On outpatient claims only, facilities may use condition code 44 (inpatient admission changed to outpatient), when the physician ordered inpatient service, but internal utilization review (UR) before claim submission determined that the services did not meet inpatient criteria.
The transmittal also describes the appropriate use of condition code 44 in form locator 24-30 or its electronic equivalent, on outpatient claims (type of bill 13X, 85X).

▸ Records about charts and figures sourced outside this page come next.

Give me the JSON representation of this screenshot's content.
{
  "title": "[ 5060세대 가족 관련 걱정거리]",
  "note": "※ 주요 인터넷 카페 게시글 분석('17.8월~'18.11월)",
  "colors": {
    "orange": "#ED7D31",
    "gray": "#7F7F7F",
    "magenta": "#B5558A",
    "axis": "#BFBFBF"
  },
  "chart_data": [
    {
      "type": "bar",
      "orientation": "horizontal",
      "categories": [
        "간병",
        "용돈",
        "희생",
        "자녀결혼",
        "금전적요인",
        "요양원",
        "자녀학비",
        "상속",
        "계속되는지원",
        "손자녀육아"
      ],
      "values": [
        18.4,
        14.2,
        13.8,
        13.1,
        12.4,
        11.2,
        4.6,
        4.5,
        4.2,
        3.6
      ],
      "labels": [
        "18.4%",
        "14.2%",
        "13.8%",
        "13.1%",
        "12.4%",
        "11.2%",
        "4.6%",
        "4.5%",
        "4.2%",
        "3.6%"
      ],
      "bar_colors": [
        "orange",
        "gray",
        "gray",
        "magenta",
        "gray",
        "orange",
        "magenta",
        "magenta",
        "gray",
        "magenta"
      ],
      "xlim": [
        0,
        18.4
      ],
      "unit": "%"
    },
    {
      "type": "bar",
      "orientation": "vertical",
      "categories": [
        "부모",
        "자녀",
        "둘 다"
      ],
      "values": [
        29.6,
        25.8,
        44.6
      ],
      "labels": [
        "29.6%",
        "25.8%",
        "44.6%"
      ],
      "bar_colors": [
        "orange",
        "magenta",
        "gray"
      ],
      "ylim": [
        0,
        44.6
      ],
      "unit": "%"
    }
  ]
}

Transmittal 299 is clear about when facilities can change a patient's status from inpatient to outpatient. The scenario must meet all of these four criteria:
- The facility changes the patient status from inpatient to outpatient prior to discharge or release while the beneficiary is still a patient in the hospital
- The hospital has not submitted a claim to Medicare for the inpatient admission
- A physician concurs with the UR committee's decision
- The physician's concurrence with the UR committee's decision is documented in the patient's medical record
Therefore, it's imperative you assign condition code 44 before the patient is discharged from the hospital.
"If you know what you're doing and you use this code correctly, it's a cushion," says Arlene Baril, MS, RHIA, vice president of HIM and software services for UASI in Cincinnati. "But if the patient's already gone, it's too bad for you, the provider."
This excerpt is adapted from Briefings on APCs.